各宫的宫人可能因为自己的主子而丧命,即便跟了太医院,若是医术不到家导致宫里的主子们有个什么,自己的小命仍旧难保。
连日来,她胆战心惊,甚至于连宫人们任何头疼脑热的小毛病都不敢去医治了。
安致君看出了她的害怕,并没有刻意去开导她,而是让她跟着其他医僮一起在太医院里配药。
“奴……奴婢……内心惶恐……差一点令殿下再无法开口说话……”
“你惶恐什么?如果每个救了我命的人都如此惶恐,那不是说我死了更好?”
“殿下不可胡言!”安致君的神色冷了起来,“小徒经历重华园之事后,终日不安,再不敢与人诊脉连银针都不敢碰了。还请殿下宽恕她的鲁莽!”
轩辕流霜拍了拍安致君的肩膀,笑道:“安太医言重了。我想与小漫聊一聊,安太医请先回吧。我保证,不会再让小漫吓着了。”
“……微臣就先行回去了。
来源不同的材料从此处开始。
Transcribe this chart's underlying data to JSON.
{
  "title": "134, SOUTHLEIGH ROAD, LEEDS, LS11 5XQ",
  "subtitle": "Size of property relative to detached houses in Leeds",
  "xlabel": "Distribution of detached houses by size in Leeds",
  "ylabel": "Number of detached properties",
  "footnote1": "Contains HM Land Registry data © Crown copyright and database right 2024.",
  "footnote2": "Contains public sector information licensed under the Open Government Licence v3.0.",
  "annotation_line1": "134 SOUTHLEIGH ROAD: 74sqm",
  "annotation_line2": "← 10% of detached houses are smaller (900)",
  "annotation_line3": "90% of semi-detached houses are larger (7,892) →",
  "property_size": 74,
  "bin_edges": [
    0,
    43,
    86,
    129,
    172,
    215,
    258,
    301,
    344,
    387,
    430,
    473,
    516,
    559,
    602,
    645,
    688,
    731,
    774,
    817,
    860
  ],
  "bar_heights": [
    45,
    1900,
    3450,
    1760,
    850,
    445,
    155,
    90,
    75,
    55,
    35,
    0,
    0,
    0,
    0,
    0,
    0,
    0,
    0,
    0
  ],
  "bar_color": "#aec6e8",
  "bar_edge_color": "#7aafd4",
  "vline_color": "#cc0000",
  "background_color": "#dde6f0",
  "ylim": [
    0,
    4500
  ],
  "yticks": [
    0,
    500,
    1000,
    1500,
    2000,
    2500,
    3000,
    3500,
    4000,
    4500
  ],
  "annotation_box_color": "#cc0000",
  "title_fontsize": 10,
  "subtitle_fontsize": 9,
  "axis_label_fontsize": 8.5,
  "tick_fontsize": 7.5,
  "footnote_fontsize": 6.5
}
”
安致君向后退了两步,路小漫惊恐地拽住了她的衣角。天知道轩辕流霜是不是要跟她算账,听说连着三日,轩辕流霜都在咳嗽,吃的也是稀粥,人都轻减不少。
安致君揉了揉路小漫的头顶,“没什么的。我在太医院等你。”
轩辕流霜的目光落在安致君的手掌上,直到他离开。
寝宫中安静的厉害,路小漫耸着肩膀,真想躲进安致君的背影里。
“你站那么远做什么,我又不会吃了你。”轩辕流霜朝她招了招手。
☆、允许你在我面前尊卑不分
路小漫向前移了两步,刚抬头看了轩辕流霜一眼,又赶紧低下。
轩辕流霜忽然扣住路小漫的手腕,将她扯了过去。
就在她差点扑倒在榻上的时候,对方的手又稳稳地撑住她的肩膀,将她按在榻边。他的双手托着路小漫的脸颊,让她看向自己。
“那天才重华园里,你不该回头来看我的。”轩辕流霜的声音很轻,轻到像羽毛掠过路小漫的心头。